Guest Author: Megan Collier, recent NAP graduate
On our day off from diving, some of the team members went to visit one of the most famous pilgrimage spots in Sri Lanka, the temple complex at Kataragama. In July and August, this little town is filled with thousands of people making their way to the religious site, most of whom come on foot. Hindu devotees travel from as far away as Jaffna, a city at the northern tip of the island, for this very important festival which can feature elephant parades, meditation, and fire walking.
It was considerably more quiet when we were there, though no less impressive. The sacred precinct has Hindu temples and a Buddhist stupa as well as a mosque. The large amount of religious diversity in one shared space is one of the more striking features of this site. As we walked around the stupa watching the orange clad monks leading meditations we could see the brightly painted Hindu temple situated next to it with the minarets of the mosque rising in the background.

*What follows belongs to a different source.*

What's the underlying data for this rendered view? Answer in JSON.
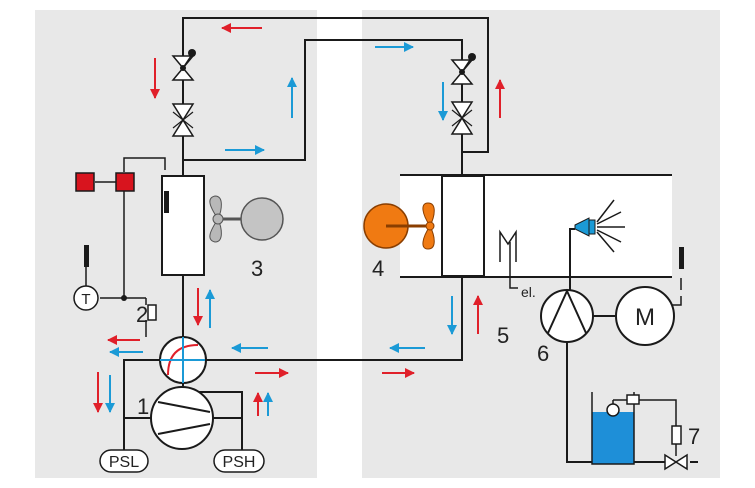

Making our way down the broad main boulevard, we saw monkeys and cows as well as roosters roaming free. In the Hindu precinct we watched a procession with drummers and dancers wind their way to the different shrines to pray to each deity. Two of the team members were even convinced to join in the dancing! In the mosque courtyard an old man showed us the sacred spots of the area which included three palm trees that grew from one seed and a tree that leaked sap that smelled like vanilla.

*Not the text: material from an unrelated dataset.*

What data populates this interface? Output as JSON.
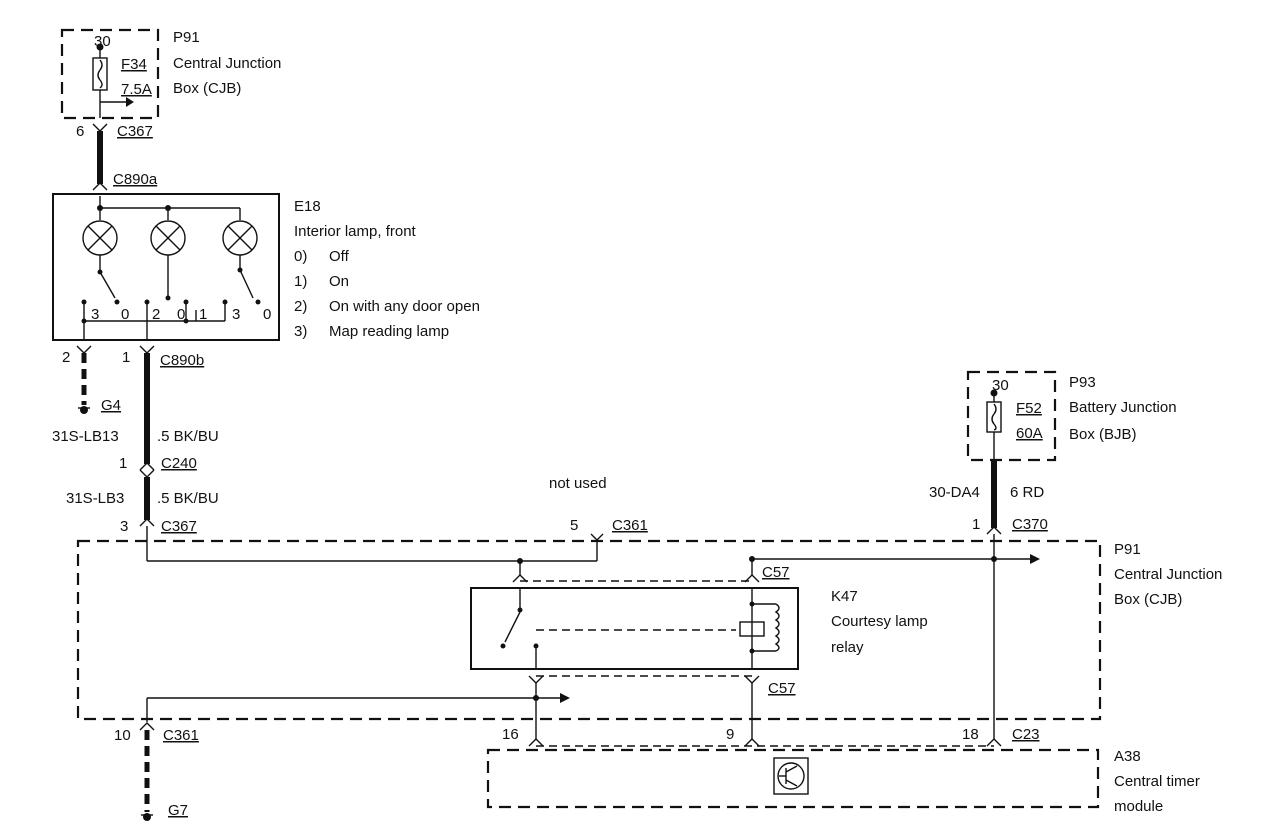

From there we crossed the Menik Ganga, the sacred river that flows through the complex, where people were performing ablutions before they went to worship. On the other side of the river a considerably scaled back market offered fruits and meditation beads for sale. It was very apparent from the number of closed shops just how busy this area is during the festival. The Kataragama temple complex is an excellent example of how the different religions in the area have been melded together in a way that is distinctly Sri Lankan.